Today is the hottest August day since 2003. The temperature reached 35 degrees+, yesterday’s visitor, with his chateau in France, regularly has to contend with temperatures of 40 degrees+. I cannot think of anything worse, no wonder that he is having trouble getting his leeks to grow! I made a decision when watering last night (for at least 2 hours) that apart from watering, the garden would be left in peace today. This morning I watered other areas not covered last night for nearly a further two hours. We are now up to peak watering, 3 to 4 hours a day…you do not want to water at this level for too long, it is not sustainable on many levels, thank goodness my caring duties have reduced otherwise I would be watering or looking after elderlies 24/7! I’m intending to spend the day sorting through files in the music room.

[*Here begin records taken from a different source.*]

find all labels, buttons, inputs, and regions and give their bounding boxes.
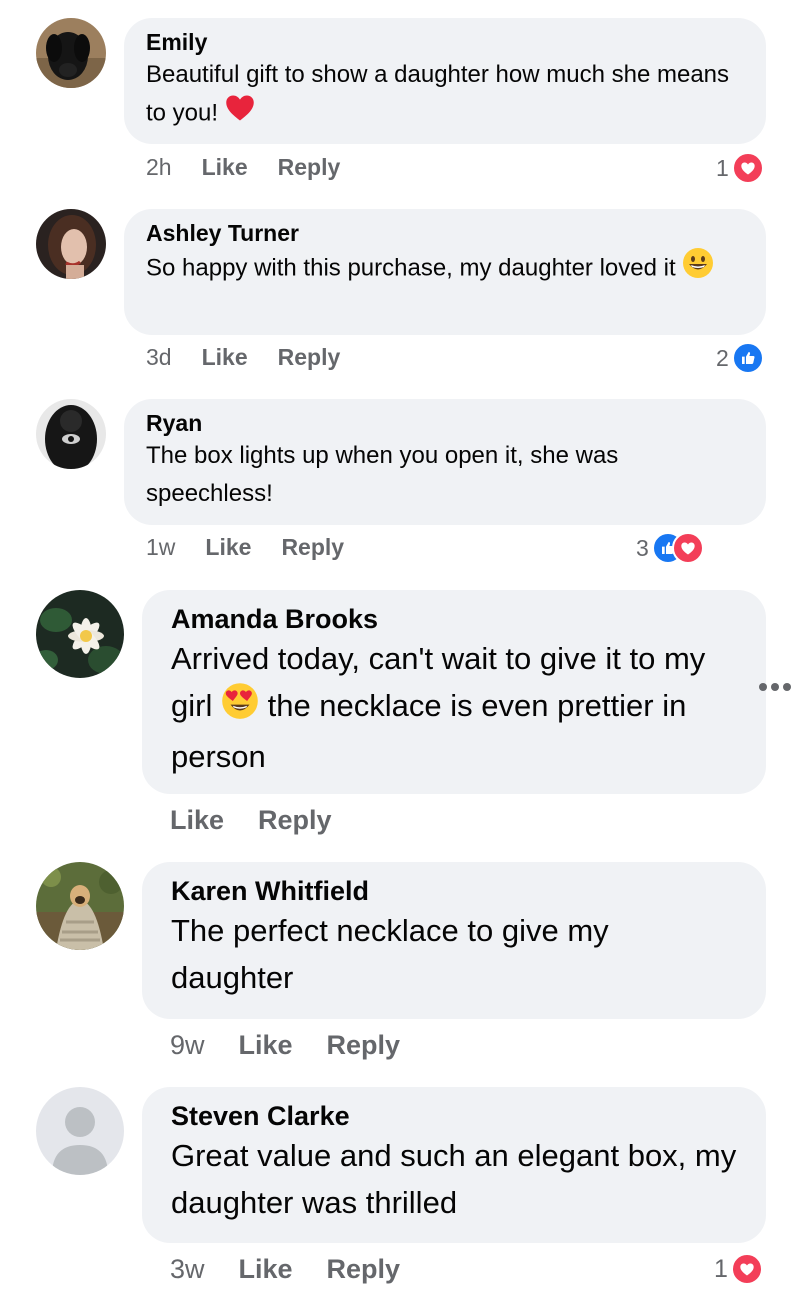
comment-bubble: Emily Beautiful gift to show a daughter … bbox=[124, 18, 766, 144]
love-reaction-icon bbox=[731, 152, 764, 184]
like-button[interactable]: Like bbox=[239, 1030, 293, 1061]
reactions-summary[interactable]: 1 bbox=[714, 1253, 763, 1285]
comment-bubble: Karen Whitfield The perfect necklace to … bbox=[142, 862, 766, 1019]
comment-text: The perfect necklace to give my daughter bbox=[171, 913, 609, 995]
love-reaction-icon bbox=[730, 1253, 763, 1285]
like-reaction-icon bbox=[731, 342, 764, 374]
comment-actions: 1w Like Reply bbox=[146, 532, 344, 562]
comment-text: So happy with this purchase, my daughter… bbox=[146, 247, 744, 291]
more-options-icon[interactable] bbox=[758, 680, 792, 694]
avatar[interactable] bbox=[36, 862, 124, 950]
heart-eyes-emoji bbox=[221, 682, 259, 733]
comment-time[interactable]: 2h bbox=[146, 154, 172, 181]
reactions-summary[interactable]: 3 bbox=[636, 532, 704, 564]
comment-actions: 3w Like Reply bbox=[170, 1251, 400, 1287]
default-avatar-icon[interactable] bbox=[36, 1087, 124, 1175]
reactions-summary[interactable]: 2 bbox=[716, 342, 764, 374]
comment-text: Great value and such an elegant box, my … bbox=[171, 1138, 737, 1220]
avatar[interactable] bbox=[36, 399, 106, 469]
reply-button[interactable]: Reply bbox=[278, 154, 341, 181]
reaction-count: 1 bbox=[716, 154, 729, 181]
like-button[interactable]: Like bbox=[202, 154, 248, 181]
reaction-count: 3 bbox=[636, 534, 649, 561]
comment-actions: 2h Like Reply bbox=[146, 152, 340, 182]
comment-bubble: Ashley Turner So happy with this purchas… bbox=[124, 209, 766, 335]
comment-text-body: So happy with this purchase, my daughter… bbox=[146, 254, 676, 282]
like-button[interactable]: Like bbox=[170, 805, 224, 836]
comment-time[interactable]: 1w bbox=[146, 534, 175, 561]
reply-button[interactable]: Reply bbox=[258, 805, 332, 836]
comment-text: Arrived today, can't wait to give it to … bbox=[171, 635, 738, 780]
comment-actions: 9w Like Reply bbox=[170, 1027, 400, 1063]
comment-time[interactable]: 3w bbox=[170, 1254, 205, 1285]
comment-text: The box lights up when you open it, she … bbox=[146, 442, 619, 507]
reply-button[interactable]: Reply bbox=[327, 1254, 401, 1285]
avatar[interactable] bbox=[36, 209, 106, 279]
like-button[interactable]: Like bbox=[205, 534, 251, 561]
comment-author[interactable]: Amanda Brooks bbox=[171, 603, 738, 635]
love-reaction-icon bbox=[671, 532, 704, 564]
comment-actions: Like Reply bbox=[170, 802, 332, 838]
comment-bubble: Ryan The box lights up when you open it,… bbox=[124, 399, 766, 525]
heart-emoji bbox=[225, 94, 255, 134]
comment-author[interactable]: Steven Clarke bbox=[171, 1100, 738, 1132]
avatar[interactable] bbox=[36, 18, 106, 88]
reaction-count: 1 bbox=[714, 1254, 728, 1283]
avatar[interactable] bbox=[36, 590, 124, 678]
reply-button[interactable]: Reply bbox=[281, 534, 344, 561]
comment-author[interactable]: Ryan bbox=[146, 410, 744, 437]
grinning-face-emoji bbox=[682, 247, 714, 291]
comment-time[interactable]: 3d bbox=[146, 344, 172, 371]
reply-button[interactable]: Reply bbox=[278, 344, 341, 371]
comment-text: Beautiful gift to show a daughter how mu… bbox=[146, 56, 744, 134]
comment-bubble: Amanda Brooks Arrived today, can't wait … bbox=[142, 590, 766, 794]
like-button[interactable]: Like bbox=[202, 344, 248, 371]
like-button[interactable]: Like bbox=[239, 1254, 293, 1285]
comment-author[interactable]: Emily bbox=[146, 29, 744, 56]
comment-bubble: Steven Clarke Great value and such an el… bbox=[142, 1087, 766, 1243]
comment-time[interactable]: 9w bbox=[170, 1030, 205, 1061]
reply-button[interactable]: Reply bbox=[327, 1030, 401, 1061]
reactions-summary[interactable]: 1 bbox=[716, 152, 764, 184]
comment-author[interactable]: Karen Whitfield bbox=[171, 875, 738, 907]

Aideen is continuing with her dried flower experiments. She picked a variety of blooms and tied them in bunches and hung them upside down from the ceiling in the corner of the extension.



I am taking the opportunity today, as less is going on in the garden, to wax lyrical about the pumpkin patch. Growing squash and pumpkins is one of the most valuable things you can do in a veg garden. The fruit can be used in so many ways and can be stored so brilliantly. This is why they are such a staple crop in countries like Canada which suffer from severe winters, lots of houses in countries like this have a basement root cellar.

The squash/pumpkin patch is now filled with leaves…it is now clear why I need the canes to help me water. There are already some magnificent butternut squash and plenty of pumpkins, the biggest is an off-white Polar Bear pumpkin which is fabulous. The leaves are swirling around the new sculpture which is very effective. I talk to the plants without a second thought and the pumpkins, in particular, require a lot of guidance. I can often be seen gently lifting a long tendril/branch and placing it in the right direction saying something like ‘No…not this way, that way, there’s a good butternut!’. This is because however big your pumpkin patch is, it is never big enough. The arms of the plant sneak under the fence, down the path and into the tunnel! If I ever sat in my chair for longer than 5 minutes they would entwine my legs.



I am back outside before 6pm watering and then collecting things for tonight’s dinner…borlotti beans, runner beans, broccoli and two bright red chilies. I am making a type of cassoulet with sausages, bacon and beans which will also contain chillies, pepper and mushrooms. Served with baked potatoes and runner beans and broccoli. As will be noted, the heat does not affect appetite in the McHugh house!